‘Running through these changes is one single theme: all our desires are coming together, merging in one intense, wholehearted, undivertible passion for Self-realization. This unification of desire is the very essence of sadhana.’ — Eknath Easwaran
If you would have told me fifteen years ago that one day I would have a Guru, spend my time in Indian ashrams and consider renouncing everything for my spiritual path, I would have laughed at you. I was extremely ambitious, and my idea of success was built all around worldly achievement. What I did was who I was and this was how I defined myself. Later, when I started to practice yoga and become more self-aware, I realized that the driving force behind all of this was insecurity. I didn’t feel good enough or lovable just ‘being’ – I had to earn that recognition, not only from others, but especially from myself. Looking back, it was a very stressful existence.
An emotional breakdown at the age of thirty-two changed all of that. That was the junction at which my journey into spiritual life really started, hence I call that period my breakthrough. Life became calmer and actually more creative because the creativity started to come from a different, more authentic place. Creating is as natural as breathing to me, but I don’t have to prove myself anymore. What a relief!
Inadvertently, yoga has changed me from the inside out, without my planning for it or even noticing it while it happened. Like most people, I started yoga for physical reasons. Now, some eight years later, my life has changed beyond recognition and become yoga. Not yoga in its somewhat limited, physical sense of asanas and pranayama, though this is part of it, but yoga in the way of union.
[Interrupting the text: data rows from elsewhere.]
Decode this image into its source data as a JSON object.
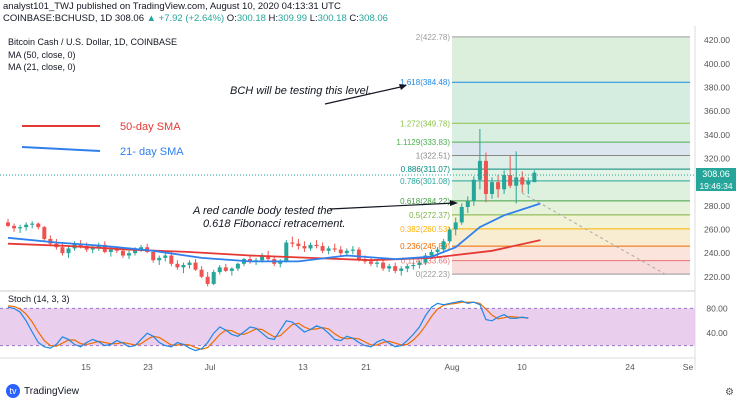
{
  "header": {
    "line1": "analyst101_TWJ published on TradingView.com, August 10, 2020 04:13:31 UTC",
    "symbol": "COINBASE:BCHUSD, 1D",
    "last": "308.06",
    "change": "▲ +7.92 (+2.64%)",
    "o_label": "O:",
    "o": "300.18",
    "h_label": "H:",
    "h": "309.99",
    "l_label": "L:",
    "l": "300.18",
    "c_label": "C:",
    "c": "308.06"
  },
  "legend": {
    "title": "Bitcoin Cash / U.S. Dollar, 1D, COINBASE",
    "ma50": "MA (50, close, 0)",
    "ma21": "MA (21, close, 0)"
  },
  "footer": {
    "brand": "TradingView"
  },
  "chart_data": [
    {
      "type": "candlestick",
      "name": "price",
      "y_ticks": [
        220,
        240,
        260,
        280,
        300,
        320,
        340,
        360,
        380,
        400,
        420
      ],
      "ylim": [
        208,
        432
      ],
      "x_tick_labels": [
        "15",
        "23",
        "Jul",
        "13",
        "21",
        "Aug",
        "10",
        "24",
        "Se"
      ],
      "last_price": "308.06",
      "countdown": "19:46:34",
      "colors": {
        "up": "#26a69a",
        "down": "#ef5350",
        "ma50": "#e53935",
        "ma21": "#2f80ed"
      },
      "candles": [
        [
          266,
          269,
          262,
          263
        ],
        [
          263,
          265,
          258,
          261
        ],
        [
          261,
          264,
          257,
          262
        ],
        [
          262,
          266,
          259,
          264
        ],
        [
          264,
          267,
          261,
          265
        ],
        [
          265,
          266,
          260,
          262
        ],
        [
          262,
          263,
          250,
          252
        ],
        [
          252,
          255,
          246,
          248
        ],
        [
          248,
          252,
          243,
          245
        ],
        [
          245,
          248,
          238,
          240
        ],
        [
          240,
          246,
          236,
          244
        ],
        [
          244,
          250,
          242,
          248
        ],
        [
          248,
          251,
          244,
          246
        ],
        [
          246,
          249,
          241,
          243
        ],
        [
          243,
          247,
          240,
          245
        ],
        [
          245,
          249,
          242,
          247
        ],
        [
          247,
          250,
          240,
          241
        ],
        [
          241,
          244,
          237,
          243
        ],
        [
          243,
          246,
          240,
          242
        ],
        [
          242,
          244,
          236,
          238
        ],
        [
          238,
          242,
          235,
          240
        ],
        [
          240,
          245,
          238,
          243
        ],
        [
          243,
          247,
          241,
          245
        ],
        [
          245,
          248,
          240,
          241
        ],
        [
          241,
          242,
          232,
          234
        ],
        [
          234,
          238,
          230,
          236
        ],
        [
          236,
          240,
          233,
          238
        ],
        [
          238,
          241,
          229,
          231
        ],
        [
          231,
          234,
          226,
          228
        ],
        [
          228,
          232,
          223,
          230
        ],
        [
          230,
          234,
          227,
          232
        ],
        [
          232,
          235,
          225,
          226
        ],
        [
          226,
          229,
          219,
          220
        ],
        [
          220,
          224,
          212,
          214
        ],
        [
          214,
          226,
          213,
          224
        ],
        [
          224,
          230,
          222,
          228
        ],
        [
          228,
          231,
          224,
          225
        ],
        [
          225,
          228,
          221,
          227
        ],
        [
          227,
          232,
          225,
          231
        ],
        [
          231,
          236,
          229,
          235
        ],
        [
          235,
          238,
          231,
          233
        ],
        [
          233,
          236,
          230,
          234
        ],
        [
          234,
          240,
          232,
          238
        ],
        [
          238,
          242,
          233,
          235
        ],
        [
          235,
          238,
          229,
          231
        ],
        [
          231,
          235,
          228,
          233
        ],
        [
          233,
          251,
          232,
          249
        ],
        [
          249,
          254,
          245,
          248
        ],
        [
          248,
          252,
          243,
          246
        ],
        [
          246,
          250,
          241,
          244
        ],
        [
          244,
          249,
          242,
          247
        ],
        [
          247,
          251,
          244,
          246
        ],
        [
          246,
          249,
          240,
          242
        ],
        [
          242,
          246,
          239,
          244
        ],
        [
          244,
          248,
          241,
          243
        ],
        [
          243,
          246,
          238,
          240
        ],
        [
          240,
          244,
          237,
          242
        ],
        [
          242,
          246,
          239,
          243
        ],
        [
          243,
          245,
          233,
          235
        ],
        [
          235,
          238,
          231,
          233
        ],
        [
          233,
          237,
          229,
          231
        ],
        [
          231,
          235,
          228,
          232
        ],
        [
          232,
          236,
          225,
          227
        ],
        [
          227,
          231,
          224,
          229
        ],
        [
          229,
          232,
          223,
          225
        ],
        [
          225,
          229,
          221,
          227
        ],
        [
          227,
          231,
          224,
          229
        ],
        [
          229,
          232,
          226,
          230
        ],
        [
          230,
          234,
          227,
          232
        ],
        [
          232,
          240,
          230,
          238
        ],
        [
          238,
          243,
          235,
          241
        ],
        [
          241,
          245,
          237,
          243
        ],
        [
          243,
          252,
          240,
          250
        ],
        [
          250,
          262,
          248,
          260
        ],
        [
          260,
          270,
          255,
          266
        ],
        [
          266,
          282,
          264,
          279
        ],
        [
          279,
          288,
          274,
          284
        ],
        [
          284,
          305,
          280,
          302
        ],
        [
          302,
          345,
          294,
          318
        ],
        [
          318,
          325,
          283,
          290
        ],
        [
          290,
          304,
          286,
          300
        ],
        [
          300,
          306,
          287,
          294
        ],
        [
          294,
          310,
          290,
          306
        ],
        [
          306,
          322,
          295,
          297
        ],
        [
          297,
          326,
          282,
          304
        ],
        [
          304,
          309,
          291,
          298
        ],
        [
          298,
          304,
          290,
          301
        ],
        [
          300,
          310,
          300,
          308
        ]
      ],
      "ma50": [
        [
          0,
          248
        ],
        [
          10,
          246
        ],
        [
          20,
          243
        ],
        [
          30,
          241
        ],
        [
          40,
          238
        ],
        [
          50,
          236
        ],
        [
          60,
          234
        ],
        [
          70,
          236
        ],
        [
          80,
          242
        ],
        [
          88,
          251
        ]
      ],
      "ma21": [
        [
          0,
          253
        ],
        [
          8,
          249
        ],
        [
          16,
          246
        ],
        [
          24,
          242
        ],
        [
          32,
          236
        ],
        [
          40,
          233
        ],
        [
          48,
          233
        ],
        [
          56,
          238
        ],
        [
          64,
          235
        ],
        [
          70,
          237
        ],
        [
          74,
          245
        ],
        [
          78,
          262
        ],
        [
          82,
          272
        ],
        [
          88,
          282
        ]
      ],
      "fib_levels": [
        {
          "label": "0(222.23)",
          "value": 222.23
        },
        {
          "label": "0.114(233.66)",
          "value": 233.66
        },
        {
          "label": "0.236(245.89)",
          "value": 245.89
        },
        {
          "label": "0.382(260.53)",
          "value": 260.53
        },
        {
          "label": "0.5(272.37)",
          "value": 272.37
        },
        {
          "label": "0.618(284.22)",
          "value": 284.22
        },
        {
          "label": "0.786(301.08)",
          "value": 301.08
        },
        {
          "label": "0.886(311.07)",
          "value": 311.07
        },
        {
          "label": "1(322.51)",
          "value": 322.51
        },
        {
          "label": "1.1129(333.83)",
          "value": 333.83
        },
        {
          "label": "1.272(349.78)",
          "value": 349.78
        },
        {
          "label": "1.618(384.48)",
          "value": 384.48
        },
        {
          "label": "2(422.78)",
          "value": 422.78
        }
      ],
      "annotations": [
        {
          "text": "BCH will be testing this level."
        },
        {
          "text": "A red candle body tested the"
        },
        {
          "text": "0.618 Fibonacci retracement."
        },
        {
          "text": "50-day SMA"
        },
        {
          "text": "21- day SMA"
        }
      ]
    },
    {
      "type": "line",
      "name": "stoch",
      "title": "Stoch (14, 3, 3)",
      "y_ticks": [
        40,
        80
      ],
      "ylim": [
        0,
        100
      ],
      "k": [
        82,
        80,
        74,
        60,
        42,
        25,
        18,
        16,
        22,
        34,
        30,
        22,
        18,
        25,
        30,
        26,
        20,
        22,
        28,
        24,
        18,
        20,
        30,
        40,
        35,
        25,
        20,
        18,
        25,
        22,
        16,
        12,
        15,
        25,
        40,
        50,
        45,
        38,
        35,
        42,
        50,
        48,
        40,
        32,
        30,
        45,
        60,
        58,
        50,
        42,
        46,
        52,
        48,
        40,
        30,
        28,
        35,
        32,
        25,
        20,
        18,
        26,
        30,
        24,
        18,
        20,
        28,
        38,
        50,
        68,
        82,
        88,
        86,
        88,
        90,
        92,
        88,
        90,
        86,
        62,
        60,
        66,
        70,
        64,
        64,
        66,
        64
      ],
      "d": [
        84,
        83,
        79,
        71,
        58,
        42,
        28,
        20,
        19,
        24,
        29,
        29,
        23,
        22,
        24,
        27,
        25,
        23,
        23,
        25,
        23,
        21,
        23,
        30,
        35,
        33,
        27,
        21,
        21,
        22,
        21,
        17,
        14,
        17,
        27,
        38,
        45,
        44,
        39,
        38,
        42,
        47,
        46,
        40,
        34,
        36,
        45,
        54,
        56,
        50,
        46,
        47,
        49,
        47,
        39,
        33,
        31,
        32,
        31,
        26,
        21,
        21,
        25,
        27,
        24,
        21,
        22,
        29,
        39,
        52,
        67,
        79,
        85,
        87,
        88,
        90,
        90,
        90,
        88,
        79,
        69,
        63,
        65,
        67,
        66,
        65,
        65
      ]
    }
  ]
}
Union with what? Union of our limited small self with the vast limitless Self. Union with the paramatman, the ‘Supreme Soul’, with the Divine, with everything there is. I have understood and, more importantly, experienced that this is really what all yoga practices lead towards.
Yes, asanas bring us peace of mind, relaxation, ability to deal with the world in a calmer way. But if you really delve deeper into the practices, especially those of meditation and the more devotionally inspired sadhanas such as kirtan chanting and fire ceremonies, something else happens. The veil of ignorance that surrounds our vision starts to lift. We begin to see things as they really are, and the filter that is made up of our experiences and conditionings starts to melt away. Maybe for glimpses at first, but then, slowly but surely, for longer sustained amounts of time.
And then, at least for me, something else started to happen. So many of my desires and ambitions started to fall away. Things that were important for so long just didn’t matter anymore. Not in a negative sense, but in a liberating way. It was all replaced by the overwhelming desire to delve deeper into my spiritual path, to surrender myself completely to the Divine because I have realized that this is all that really matters. To me, the purpose of life is this ‘union’, the realization that we are in fact not the small drop but the big ocean. That bliss is our true nature and that we are caught in an admittedly very beautiful web of illusion. And when we understand this, peace, joy and boundless freedom start to replace fear, anger, anxiety, insecurity, judgement and all the other culprits that so often make life a misery. We begin to understand that everything is perfect as it is, whether we perceive it as ‘good’ or bad’, but that we simply can’t see it most of the time.
And when that happens, it’s like a big ‘aha’ moment. Like, wow! I am THAT and not this? How could I have forgotten? What a divine comedy! And indeed, when I look back now over my journey that has often been so filled with pain, struggle and illusion, I just want to laugh with delight. How wonderfully perfect everything is and always has been! Sure, I still forget from time to time and my mind gets caught up in the illusion. But it doesn’t last as long now. When I sit down, breathe in and out for a few times, I soon remember again that everything is perfect, divine grace.